The panel that met Wednesday behind closed doors in Brussels has been trying to get specific information about what SWIFT has disclosed to U.S. agencies. But the panel has reportedly been told that much of the information is confidential, said several sources familiar with the talks.

SWIFT spokesman Euan Stellar declined to discuss details of the meeting but said the consortium had been complying with the subpoena from the U.S. government.

“The subpoena was basically compulsory. But what we did do, and we believe this is quite unique, is we negotiated with the U.S. Treasury a series of restrictions with regard to the data we were handing over, and also negotiated a series of protections and controls,” Stellar said.

U.S. officials have said that the program is not a data-mining operation and that each query must be based on evidence that the target is under investigation for possible terrorist activity.

Advertisement

Davies, of Privacy International, who attended part of Wednesday’s meeting, said members of the panel wanted SWIFT to provide documentation to back up that assertion.

“What they have is a set of assurances and promises and claims by SWIFT,” he said. “They have not seen any relevant documentation such as audit reports, internal documents, contracts or interagency agreements that would give them any evidence whatever that the claims of privacy protection are valid.
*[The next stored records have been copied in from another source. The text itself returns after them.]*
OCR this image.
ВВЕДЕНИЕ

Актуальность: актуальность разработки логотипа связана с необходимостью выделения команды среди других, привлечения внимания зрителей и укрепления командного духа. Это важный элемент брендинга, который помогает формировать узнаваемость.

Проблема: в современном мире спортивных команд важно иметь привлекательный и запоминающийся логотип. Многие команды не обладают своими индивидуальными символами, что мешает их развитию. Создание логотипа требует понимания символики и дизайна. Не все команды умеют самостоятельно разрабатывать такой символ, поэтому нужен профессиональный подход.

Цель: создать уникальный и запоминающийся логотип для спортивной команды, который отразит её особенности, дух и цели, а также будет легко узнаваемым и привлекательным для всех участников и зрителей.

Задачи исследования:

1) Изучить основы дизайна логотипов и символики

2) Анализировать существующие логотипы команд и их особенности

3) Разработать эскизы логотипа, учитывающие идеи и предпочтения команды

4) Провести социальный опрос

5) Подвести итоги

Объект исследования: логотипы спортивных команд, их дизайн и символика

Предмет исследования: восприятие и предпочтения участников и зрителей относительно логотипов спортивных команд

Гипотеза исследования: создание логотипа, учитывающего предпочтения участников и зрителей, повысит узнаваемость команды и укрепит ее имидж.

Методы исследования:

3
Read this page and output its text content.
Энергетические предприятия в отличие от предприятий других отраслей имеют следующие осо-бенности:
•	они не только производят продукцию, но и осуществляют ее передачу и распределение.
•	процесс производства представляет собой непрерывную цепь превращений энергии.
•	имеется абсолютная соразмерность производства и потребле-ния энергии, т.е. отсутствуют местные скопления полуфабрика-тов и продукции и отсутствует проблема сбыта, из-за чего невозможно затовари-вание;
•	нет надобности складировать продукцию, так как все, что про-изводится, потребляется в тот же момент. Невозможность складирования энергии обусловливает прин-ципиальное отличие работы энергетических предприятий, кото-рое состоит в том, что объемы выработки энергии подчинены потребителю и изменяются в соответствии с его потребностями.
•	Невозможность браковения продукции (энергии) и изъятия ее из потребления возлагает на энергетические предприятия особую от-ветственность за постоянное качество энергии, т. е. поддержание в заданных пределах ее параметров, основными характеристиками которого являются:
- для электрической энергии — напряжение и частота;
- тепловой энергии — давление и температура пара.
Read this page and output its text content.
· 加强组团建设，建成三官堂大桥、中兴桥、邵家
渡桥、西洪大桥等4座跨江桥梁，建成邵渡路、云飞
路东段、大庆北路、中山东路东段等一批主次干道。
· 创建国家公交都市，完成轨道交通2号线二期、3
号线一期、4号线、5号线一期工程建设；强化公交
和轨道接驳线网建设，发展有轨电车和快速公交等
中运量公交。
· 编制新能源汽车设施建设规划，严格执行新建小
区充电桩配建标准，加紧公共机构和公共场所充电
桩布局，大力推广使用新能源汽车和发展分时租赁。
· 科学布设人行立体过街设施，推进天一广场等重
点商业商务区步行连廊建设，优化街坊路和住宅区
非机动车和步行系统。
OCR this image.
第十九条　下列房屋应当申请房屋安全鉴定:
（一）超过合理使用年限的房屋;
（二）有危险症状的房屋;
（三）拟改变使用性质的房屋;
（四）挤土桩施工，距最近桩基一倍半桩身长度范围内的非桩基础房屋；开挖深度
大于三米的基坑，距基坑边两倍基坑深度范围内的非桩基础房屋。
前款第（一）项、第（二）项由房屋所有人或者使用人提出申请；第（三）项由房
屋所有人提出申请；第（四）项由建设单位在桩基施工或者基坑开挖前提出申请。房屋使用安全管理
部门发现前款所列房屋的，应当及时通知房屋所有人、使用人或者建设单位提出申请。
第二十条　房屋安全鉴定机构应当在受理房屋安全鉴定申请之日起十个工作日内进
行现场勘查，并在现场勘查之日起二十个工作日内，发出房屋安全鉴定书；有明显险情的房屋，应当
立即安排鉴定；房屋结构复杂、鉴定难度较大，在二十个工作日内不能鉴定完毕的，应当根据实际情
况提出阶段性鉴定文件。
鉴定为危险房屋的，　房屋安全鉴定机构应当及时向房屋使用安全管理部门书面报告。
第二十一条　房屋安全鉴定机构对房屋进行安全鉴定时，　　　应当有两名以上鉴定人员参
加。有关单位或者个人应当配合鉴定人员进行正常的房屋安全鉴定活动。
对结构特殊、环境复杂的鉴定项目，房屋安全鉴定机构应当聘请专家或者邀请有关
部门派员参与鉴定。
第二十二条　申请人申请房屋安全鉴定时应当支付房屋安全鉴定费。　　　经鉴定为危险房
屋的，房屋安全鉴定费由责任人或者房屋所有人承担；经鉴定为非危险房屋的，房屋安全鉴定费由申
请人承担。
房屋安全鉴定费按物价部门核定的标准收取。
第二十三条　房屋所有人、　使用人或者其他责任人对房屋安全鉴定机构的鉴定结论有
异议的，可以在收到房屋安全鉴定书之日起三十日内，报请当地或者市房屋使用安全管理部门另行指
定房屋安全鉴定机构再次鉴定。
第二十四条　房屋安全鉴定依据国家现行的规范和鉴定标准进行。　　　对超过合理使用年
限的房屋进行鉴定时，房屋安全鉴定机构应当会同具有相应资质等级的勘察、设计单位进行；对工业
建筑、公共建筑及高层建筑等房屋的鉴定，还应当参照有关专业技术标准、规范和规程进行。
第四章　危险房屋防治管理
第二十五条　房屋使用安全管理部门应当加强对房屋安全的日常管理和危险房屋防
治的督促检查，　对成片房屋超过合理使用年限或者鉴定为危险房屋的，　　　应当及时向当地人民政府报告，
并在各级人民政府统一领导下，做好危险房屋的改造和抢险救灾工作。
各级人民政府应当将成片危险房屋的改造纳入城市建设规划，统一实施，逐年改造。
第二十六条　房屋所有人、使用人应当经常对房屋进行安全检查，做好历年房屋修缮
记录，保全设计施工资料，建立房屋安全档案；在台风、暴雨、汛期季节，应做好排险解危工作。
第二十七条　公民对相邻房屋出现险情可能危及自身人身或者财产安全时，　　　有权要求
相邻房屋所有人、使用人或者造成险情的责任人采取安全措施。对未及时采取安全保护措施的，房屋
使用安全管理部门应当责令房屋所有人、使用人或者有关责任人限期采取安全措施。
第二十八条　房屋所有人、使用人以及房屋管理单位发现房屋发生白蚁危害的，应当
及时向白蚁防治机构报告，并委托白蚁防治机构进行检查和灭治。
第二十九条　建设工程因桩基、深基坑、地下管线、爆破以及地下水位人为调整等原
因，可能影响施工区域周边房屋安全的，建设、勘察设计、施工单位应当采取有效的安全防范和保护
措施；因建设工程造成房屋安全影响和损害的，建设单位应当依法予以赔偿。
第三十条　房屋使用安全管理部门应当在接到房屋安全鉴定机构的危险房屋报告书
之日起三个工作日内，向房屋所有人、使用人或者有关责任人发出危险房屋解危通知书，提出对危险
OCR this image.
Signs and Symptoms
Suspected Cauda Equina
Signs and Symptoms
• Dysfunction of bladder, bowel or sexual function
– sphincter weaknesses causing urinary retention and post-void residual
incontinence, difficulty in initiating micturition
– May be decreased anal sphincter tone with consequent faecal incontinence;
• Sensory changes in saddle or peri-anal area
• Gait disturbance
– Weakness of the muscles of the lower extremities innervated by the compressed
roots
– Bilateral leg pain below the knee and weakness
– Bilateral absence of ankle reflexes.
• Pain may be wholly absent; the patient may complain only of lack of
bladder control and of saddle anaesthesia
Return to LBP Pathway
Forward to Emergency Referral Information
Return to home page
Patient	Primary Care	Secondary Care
“SWIFT has always said all its documents are top-secret and it’s not going to turn them over, but will give verbal assurances that they’re doing the right thing,” he said.

Davies said it was clear that none of the commissioners had seen evidence to support SWIFT’s defense.

“The big problem for the commissioners appears to be whether to continue with the ‘softly, softly’ approach, or whether to use legal avenues to enforce the disclosure of information about what SWIFT is doing,” he said.

“My instinct is they’re going to use the sledgehammer. Talking to them, I don’t believe there’s any option other than to use legal force.”